In light of this, journalists covering pension reform stories should not repeat the myths about changing from defined benefit to defined contribution plans. There may well be good reasons to vote down a pension reform proposal-neither the Phoenix nor the Nevada measures were perfectly designed reforms. However, when informing the public about the merits or detractions of any particular reform that closes a defined benefit plan, the press should not repeat the myths that such a closure and replacement with defined contribution benefits will cause or has caused increases in unfunded liabilities.

— Footnotes —

[1] In both states, employers underfunded the plan by skipping out on required contributions, while at the same time the allocation of pension plan assets resulted in investment returns that significantly underperformed the long-run assumed rate of return. The actual savings have been much lower, but only relative to the funding policy failures of each state that are unrelated to pension reform. If Michigan and Alaska had managed the pension reform process correctly, they would have experienced the $7 billion and $4 billion in savings, respectively. The fact that their pension plans still have significant unfunded liabilities is due to mismanagement of the closed defined benefit plans, the costs of which have consumed the majority of the savings that pension reform created.

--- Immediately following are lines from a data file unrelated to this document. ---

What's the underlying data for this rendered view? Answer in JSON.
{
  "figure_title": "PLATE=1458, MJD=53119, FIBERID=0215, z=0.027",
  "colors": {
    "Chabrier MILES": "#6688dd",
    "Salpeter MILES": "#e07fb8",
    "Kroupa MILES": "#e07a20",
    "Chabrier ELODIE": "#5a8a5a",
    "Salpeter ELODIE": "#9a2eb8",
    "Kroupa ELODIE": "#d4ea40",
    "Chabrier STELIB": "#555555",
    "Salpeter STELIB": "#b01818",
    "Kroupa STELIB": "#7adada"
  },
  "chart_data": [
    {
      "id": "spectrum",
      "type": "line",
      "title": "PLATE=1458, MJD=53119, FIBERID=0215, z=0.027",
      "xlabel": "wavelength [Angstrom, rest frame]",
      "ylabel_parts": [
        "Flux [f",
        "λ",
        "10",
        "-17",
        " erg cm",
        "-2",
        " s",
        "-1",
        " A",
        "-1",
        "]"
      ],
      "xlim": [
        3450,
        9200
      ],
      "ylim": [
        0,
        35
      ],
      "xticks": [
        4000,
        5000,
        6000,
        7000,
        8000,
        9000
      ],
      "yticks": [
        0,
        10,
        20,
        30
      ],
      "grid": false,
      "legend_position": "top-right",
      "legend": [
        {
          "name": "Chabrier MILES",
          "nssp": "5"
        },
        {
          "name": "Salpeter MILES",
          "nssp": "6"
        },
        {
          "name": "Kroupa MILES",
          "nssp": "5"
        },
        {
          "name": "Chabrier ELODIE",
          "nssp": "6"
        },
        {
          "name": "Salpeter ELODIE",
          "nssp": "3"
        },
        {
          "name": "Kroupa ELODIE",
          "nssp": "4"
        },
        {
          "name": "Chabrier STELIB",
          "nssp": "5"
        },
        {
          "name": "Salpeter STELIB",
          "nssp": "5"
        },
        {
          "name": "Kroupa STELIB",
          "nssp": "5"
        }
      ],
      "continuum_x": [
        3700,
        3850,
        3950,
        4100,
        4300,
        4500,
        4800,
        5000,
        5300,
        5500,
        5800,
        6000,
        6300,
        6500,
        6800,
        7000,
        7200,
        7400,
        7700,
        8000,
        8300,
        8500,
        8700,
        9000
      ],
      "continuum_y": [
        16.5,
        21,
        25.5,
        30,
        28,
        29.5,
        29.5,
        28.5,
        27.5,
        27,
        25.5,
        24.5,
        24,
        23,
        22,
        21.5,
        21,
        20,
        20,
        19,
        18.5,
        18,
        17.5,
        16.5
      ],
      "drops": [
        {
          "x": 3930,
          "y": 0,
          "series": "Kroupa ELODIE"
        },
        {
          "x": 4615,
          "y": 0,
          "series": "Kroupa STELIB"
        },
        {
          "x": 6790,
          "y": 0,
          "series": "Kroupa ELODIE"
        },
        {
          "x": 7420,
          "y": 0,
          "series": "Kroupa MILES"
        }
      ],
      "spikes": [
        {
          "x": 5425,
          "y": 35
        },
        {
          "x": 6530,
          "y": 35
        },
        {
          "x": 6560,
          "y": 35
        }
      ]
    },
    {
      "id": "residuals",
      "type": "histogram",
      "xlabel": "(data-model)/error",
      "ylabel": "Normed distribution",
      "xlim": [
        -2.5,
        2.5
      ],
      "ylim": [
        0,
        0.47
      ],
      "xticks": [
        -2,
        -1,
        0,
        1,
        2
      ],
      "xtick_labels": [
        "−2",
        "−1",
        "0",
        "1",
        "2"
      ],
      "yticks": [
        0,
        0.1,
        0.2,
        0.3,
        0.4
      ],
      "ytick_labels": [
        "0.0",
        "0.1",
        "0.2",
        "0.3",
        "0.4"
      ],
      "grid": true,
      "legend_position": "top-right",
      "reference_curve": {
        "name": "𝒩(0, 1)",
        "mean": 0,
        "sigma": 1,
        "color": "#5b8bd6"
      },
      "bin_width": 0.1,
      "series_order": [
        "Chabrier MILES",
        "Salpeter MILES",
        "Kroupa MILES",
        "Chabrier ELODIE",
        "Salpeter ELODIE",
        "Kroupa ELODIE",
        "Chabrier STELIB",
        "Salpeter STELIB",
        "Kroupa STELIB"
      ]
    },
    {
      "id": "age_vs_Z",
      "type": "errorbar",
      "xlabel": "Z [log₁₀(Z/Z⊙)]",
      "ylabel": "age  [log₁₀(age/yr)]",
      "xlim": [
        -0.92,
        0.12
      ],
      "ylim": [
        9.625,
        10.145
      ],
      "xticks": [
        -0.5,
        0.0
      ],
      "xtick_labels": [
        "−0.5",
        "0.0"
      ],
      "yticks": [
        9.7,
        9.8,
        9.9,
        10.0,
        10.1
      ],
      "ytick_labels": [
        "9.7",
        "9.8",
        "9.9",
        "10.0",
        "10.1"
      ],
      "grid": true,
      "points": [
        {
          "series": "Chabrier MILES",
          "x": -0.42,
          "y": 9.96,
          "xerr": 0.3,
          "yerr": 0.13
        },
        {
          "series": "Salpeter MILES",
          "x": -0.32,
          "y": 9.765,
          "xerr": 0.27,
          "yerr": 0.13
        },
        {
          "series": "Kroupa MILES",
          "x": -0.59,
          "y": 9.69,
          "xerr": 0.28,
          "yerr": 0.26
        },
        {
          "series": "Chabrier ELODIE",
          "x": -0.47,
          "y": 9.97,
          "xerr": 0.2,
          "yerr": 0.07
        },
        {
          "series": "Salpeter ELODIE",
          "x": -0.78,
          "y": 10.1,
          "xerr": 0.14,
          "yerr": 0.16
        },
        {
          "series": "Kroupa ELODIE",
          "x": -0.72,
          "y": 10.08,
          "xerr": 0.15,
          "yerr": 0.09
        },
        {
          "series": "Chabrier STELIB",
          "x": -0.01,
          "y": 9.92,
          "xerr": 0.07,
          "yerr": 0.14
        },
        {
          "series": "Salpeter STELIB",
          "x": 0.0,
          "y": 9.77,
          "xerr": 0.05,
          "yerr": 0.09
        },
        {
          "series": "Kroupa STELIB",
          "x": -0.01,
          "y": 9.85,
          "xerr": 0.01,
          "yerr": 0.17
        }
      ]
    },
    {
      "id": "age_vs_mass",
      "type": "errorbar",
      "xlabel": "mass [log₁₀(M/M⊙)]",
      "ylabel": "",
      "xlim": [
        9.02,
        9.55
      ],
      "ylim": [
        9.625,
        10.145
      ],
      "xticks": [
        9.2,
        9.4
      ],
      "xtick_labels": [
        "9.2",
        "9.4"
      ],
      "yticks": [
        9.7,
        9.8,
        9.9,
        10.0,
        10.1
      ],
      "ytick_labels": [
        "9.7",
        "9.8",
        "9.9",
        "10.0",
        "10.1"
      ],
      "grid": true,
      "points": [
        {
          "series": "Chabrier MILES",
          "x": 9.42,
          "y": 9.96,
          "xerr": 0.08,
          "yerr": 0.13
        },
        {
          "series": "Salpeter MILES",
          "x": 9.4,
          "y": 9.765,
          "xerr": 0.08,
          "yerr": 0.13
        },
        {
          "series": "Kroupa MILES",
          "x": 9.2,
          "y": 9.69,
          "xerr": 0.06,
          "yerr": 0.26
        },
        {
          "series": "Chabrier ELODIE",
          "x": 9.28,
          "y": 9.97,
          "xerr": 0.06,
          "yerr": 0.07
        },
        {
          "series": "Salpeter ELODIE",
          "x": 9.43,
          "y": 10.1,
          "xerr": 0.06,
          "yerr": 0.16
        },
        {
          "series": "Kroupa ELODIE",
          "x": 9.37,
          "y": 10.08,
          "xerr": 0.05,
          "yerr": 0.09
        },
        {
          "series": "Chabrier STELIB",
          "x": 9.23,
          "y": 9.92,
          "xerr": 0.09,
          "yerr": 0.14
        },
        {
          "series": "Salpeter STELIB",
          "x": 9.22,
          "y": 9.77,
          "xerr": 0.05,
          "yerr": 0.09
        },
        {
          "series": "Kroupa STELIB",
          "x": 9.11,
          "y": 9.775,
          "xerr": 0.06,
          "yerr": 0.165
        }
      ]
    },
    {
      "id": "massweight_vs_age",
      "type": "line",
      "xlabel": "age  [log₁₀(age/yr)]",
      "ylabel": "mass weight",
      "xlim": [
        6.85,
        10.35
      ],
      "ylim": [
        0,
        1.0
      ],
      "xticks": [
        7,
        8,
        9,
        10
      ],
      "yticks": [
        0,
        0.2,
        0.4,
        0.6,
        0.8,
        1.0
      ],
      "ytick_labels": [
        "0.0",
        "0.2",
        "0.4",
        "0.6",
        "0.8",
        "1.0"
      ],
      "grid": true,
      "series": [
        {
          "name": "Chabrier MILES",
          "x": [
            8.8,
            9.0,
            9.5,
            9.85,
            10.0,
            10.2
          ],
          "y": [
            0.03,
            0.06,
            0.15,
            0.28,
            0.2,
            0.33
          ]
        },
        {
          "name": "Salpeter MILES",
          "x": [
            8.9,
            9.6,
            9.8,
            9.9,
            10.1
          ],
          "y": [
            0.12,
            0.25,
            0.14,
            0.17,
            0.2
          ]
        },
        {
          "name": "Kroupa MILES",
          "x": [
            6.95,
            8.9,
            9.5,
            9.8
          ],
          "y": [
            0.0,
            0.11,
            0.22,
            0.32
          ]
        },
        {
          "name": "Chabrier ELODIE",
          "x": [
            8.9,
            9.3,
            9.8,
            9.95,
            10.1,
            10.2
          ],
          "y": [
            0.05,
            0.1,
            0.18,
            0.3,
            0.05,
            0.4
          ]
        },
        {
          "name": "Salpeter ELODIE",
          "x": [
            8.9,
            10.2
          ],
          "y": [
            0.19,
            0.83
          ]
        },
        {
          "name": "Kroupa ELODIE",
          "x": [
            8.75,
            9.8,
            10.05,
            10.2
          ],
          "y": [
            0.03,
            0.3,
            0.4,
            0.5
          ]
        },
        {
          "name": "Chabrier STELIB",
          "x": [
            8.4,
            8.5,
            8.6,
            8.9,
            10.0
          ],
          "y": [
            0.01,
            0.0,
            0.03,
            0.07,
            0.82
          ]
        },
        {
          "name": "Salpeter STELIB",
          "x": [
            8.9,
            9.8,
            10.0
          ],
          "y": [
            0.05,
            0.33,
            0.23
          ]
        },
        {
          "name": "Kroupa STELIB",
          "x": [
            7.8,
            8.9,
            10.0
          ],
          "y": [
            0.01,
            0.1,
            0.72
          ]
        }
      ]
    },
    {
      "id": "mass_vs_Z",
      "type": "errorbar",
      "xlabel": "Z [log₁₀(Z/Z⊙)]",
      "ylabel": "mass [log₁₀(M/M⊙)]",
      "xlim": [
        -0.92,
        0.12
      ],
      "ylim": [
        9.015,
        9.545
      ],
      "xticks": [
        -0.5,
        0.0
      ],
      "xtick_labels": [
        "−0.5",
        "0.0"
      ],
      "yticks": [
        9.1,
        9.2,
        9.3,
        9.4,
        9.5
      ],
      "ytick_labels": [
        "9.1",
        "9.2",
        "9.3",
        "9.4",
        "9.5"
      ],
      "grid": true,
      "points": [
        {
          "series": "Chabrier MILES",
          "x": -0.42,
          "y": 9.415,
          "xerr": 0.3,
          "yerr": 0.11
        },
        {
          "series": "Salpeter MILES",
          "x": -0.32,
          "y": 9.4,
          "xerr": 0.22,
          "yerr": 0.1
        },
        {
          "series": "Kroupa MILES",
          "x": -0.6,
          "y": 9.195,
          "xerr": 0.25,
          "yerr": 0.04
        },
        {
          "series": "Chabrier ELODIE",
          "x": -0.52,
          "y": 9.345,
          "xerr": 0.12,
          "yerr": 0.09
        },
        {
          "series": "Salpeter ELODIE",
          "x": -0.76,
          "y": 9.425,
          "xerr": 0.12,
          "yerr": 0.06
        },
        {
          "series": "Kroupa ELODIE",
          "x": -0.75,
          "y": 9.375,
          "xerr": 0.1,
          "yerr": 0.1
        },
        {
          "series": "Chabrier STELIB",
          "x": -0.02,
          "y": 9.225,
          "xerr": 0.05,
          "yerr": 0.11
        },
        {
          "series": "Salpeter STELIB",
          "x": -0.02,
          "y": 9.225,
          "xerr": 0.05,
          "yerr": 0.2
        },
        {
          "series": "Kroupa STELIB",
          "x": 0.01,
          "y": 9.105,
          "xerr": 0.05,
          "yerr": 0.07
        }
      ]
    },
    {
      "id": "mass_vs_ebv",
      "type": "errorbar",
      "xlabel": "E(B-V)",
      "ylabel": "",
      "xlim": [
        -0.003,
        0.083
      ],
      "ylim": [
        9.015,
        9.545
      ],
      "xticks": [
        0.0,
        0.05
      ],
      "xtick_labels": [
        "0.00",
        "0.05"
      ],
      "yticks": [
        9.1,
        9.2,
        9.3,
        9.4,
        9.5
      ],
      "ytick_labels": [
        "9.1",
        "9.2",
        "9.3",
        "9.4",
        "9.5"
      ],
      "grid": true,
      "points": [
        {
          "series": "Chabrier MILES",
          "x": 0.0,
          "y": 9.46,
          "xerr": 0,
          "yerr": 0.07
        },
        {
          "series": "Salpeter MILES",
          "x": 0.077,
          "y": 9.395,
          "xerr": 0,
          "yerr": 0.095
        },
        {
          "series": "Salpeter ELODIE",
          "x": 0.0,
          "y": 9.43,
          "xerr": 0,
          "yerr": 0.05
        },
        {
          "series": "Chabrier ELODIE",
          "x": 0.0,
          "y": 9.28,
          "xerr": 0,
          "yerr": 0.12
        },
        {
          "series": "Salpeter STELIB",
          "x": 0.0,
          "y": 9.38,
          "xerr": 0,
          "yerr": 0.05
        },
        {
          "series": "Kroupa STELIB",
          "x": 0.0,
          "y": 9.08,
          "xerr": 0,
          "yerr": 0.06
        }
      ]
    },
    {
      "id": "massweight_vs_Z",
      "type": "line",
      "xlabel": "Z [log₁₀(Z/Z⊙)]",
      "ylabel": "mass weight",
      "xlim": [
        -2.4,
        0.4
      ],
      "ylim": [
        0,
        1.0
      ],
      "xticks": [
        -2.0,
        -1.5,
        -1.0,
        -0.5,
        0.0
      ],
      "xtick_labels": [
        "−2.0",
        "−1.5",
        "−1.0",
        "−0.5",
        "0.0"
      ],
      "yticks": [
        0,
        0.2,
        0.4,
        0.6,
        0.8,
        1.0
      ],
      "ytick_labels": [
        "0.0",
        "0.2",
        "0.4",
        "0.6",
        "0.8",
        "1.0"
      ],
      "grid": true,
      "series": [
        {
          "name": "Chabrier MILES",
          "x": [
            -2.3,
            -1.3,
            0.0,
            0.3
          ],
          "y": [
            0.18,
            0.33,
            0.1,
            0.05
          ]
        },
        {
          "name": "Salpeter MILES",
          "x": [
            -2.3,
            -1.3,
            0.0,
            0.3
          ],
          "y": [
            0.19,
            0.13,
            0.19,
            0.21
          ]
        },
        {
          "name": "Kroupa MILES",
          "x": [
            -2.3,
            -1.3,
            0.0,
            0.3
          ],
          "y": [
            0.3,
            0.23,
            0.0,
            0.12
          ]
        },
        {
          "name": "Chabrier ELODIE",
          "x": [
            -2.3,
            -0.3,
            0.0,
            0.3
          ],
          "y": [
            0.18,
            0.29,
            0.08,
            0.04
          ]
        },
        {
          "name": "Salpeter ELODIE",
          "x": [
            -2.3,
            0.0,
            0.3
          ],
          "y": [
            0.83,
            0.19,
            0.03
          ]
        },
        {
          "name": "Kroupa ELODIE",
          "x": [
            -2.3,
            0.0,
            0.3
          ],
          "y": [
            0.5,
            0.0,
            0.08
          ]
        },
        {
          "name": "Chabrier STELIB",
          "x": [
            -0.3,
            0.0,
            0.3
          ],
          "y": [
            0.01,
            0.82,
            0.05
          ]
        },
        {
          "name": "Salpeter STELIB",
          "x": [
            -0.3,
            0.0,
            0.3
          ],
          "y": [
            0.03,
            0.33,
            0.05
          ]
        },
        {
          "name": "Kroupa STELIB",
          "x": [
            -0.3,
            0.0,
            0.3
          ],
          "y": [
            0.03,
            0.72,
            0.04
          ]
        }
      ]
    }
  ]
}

[2] Teresa Ghilarducci (2015), “Nevada PERS a model for nation; don’t change it,” Review Journal, March 16, 2015.

[3] Total required contributions to MSERS defined benefit plan between 1997 and 2014 have been roughly $5.5 billion, using the plan’s 8% discount rate to value accrued liabilities and determine contribution rates. Using a 7% discount rate, the contribution requirements would have been closer to $7.6 billion over the same time frame. For more on our policy findings about the most appropriate way to determine a discount rate, see: Anthony Randazzo and Truong Bui (2015), “Why Discount Rates Should Reflect Liabilities: Best Practices for Setting Public Sector Pension Fund Discount Rates,” Reason Foundation Policy Brief 130.

[4] Michael Hiltzik (2015), “Public pension shocker: Shutting a pension plan actually costs taxpayers money,” Los Angeles Times, August 21, 2015.

[5] National Institute on Retirement Security (2015), “Case Studies of State Pension Plans that Switched to Defined Contribution Plans,” February 2015, p. 10.

[6] Another way this particular myth is expressed is by arguing that because closing a plan cuts off new members, it cuts off contributions from those members. Ghilarducci claimed as much when she argued that Michigan’s growth in unfunded liabilities was because “new employees were not contributing to the old plan, and had to contribute to the new plan, [while] the system still had to pay benefits to the old members while assets were falling.” In one respect this can’t possibly be true, because employees in MSERS weren’t required to make contributions to the plan until 2011. Prior to reform MSERS was a “non-contributory” plan for employees, and after reform only members of the defined contribution plan had to make employee contributions. But even if there were required employee contributions, they would not be necessary from new members to help pay down the debts of previous members. Employee contributions are only supposed to be relative to their own benefits (see pages 6-7 of our recent policy study, “Did Pension Reform Improve the Sustainability of Pension Plans?“).

[7]Teresa Ghilarducci (2015), “Nevada Pension Reform: First, Do No Harm,” Oral testimony to the Nevada State Legislature.

[8] Changes to actuarial assumptions (in particular, the discount rate) have moved the state toward a higher-though more accurate-recognition of the value of accrued liabilities, and thus are reporting larger unfunded liabilities today simply by virtue of a change in the discount rate relative to the pre-reform years. Thus, at a very simple level it is inaccurate to suggest that the increased contribution rates in Alaska are because of the closed defined benefit portion of the plan.

[9] National Institute on Retirement Security (2015), p. 5.